Among 2,582 community dwelling adults, those with the highest magnesium intake had a 37% lower risk of incident metabolic impairment compared to those with the lowest magnesium intake (P trend=0.02), Adela Hruby, PhD, from Tufts University in Boston, and colleagues reported in Diabetes Care.
“Magnesium intake may be particularly beneficial in offsetting risk of developing diabetes among those at high risk,” the researchers wrote.

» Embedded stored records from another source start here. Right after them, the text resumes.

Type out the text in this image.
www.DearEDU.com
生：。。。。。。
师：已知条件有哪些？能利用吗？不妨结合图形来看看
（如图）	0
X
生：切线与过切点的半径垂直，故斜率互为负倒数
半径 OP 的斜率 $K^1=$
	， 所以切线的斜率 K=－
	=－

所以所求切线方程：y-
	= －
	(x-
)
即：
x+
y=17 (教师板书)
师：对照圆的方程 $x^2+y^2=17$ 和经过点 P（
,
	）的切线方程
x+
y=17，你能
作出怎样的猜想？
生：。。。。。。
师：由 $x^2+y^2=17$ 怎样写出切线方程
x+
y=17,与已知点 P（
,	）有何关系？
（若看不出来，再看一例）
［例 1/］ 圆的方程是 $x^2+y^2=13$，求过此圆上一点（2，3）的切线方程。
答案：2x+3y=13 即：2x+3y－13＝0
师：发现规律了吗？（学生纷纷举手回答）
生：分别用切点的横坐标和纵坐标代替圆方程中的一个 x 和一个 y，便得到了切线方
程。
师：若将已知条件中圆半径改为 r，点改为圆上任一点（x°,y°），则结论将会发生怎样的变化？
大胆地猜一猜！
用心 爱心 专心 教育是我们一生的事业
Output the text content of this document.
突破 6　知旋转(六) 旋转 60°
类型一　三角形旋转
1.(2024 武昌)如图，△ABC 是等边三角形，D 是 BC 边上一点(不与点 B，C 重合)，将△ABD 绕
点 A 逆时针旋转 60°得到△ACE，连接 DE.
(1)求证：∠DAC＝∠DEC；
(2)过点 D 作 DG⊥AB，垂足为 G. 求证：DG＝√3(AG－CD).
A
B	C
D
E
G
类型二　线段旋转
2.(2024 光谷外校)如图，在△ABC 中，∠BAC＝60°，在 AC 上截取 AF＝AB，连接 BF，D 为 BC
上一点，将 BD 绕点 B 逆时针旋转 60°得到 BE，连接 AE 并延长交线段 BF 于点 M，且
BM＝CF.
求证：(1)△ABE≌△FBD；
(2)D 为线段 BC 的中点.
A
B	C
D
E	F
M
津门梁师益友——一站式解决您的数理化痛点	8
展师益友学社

They assessed the risk of incident “metabolic impairment,” defined as impaired fasting glucose (≥5.6 to <7.0 mmol/L), impaired glucose tolerance (two-hour post-load glucose, ≥7.8 to <11.1 mmol/L), insulin resistance (IR) or hyperinsulinemia (≥90th percentile of homeostasis model assessment of IR or fasting insulin, respectively) based on magnesium intake in adults aged 24 to 81 years.
Among participants with baseline metabolic impairment, higher intake was associated with 32% lower risk of incident diabetes (P trend=0.05), and in the combined population, the risk for those with the highest intake risk reduction was 53% (P trend = 0.0004) of those with the lowest intake.
The association in the normal population was attenuated with adjustments for risk factors and dietary fiber, whereas the association was not substantially affected in the metabolically impaired.
Higher magnesium intake was linked to lower long-term changes in fasting glucose and IR, but no significant trends were observed in fasting insulin, post-load values or insulin sensitivity, the researchers found.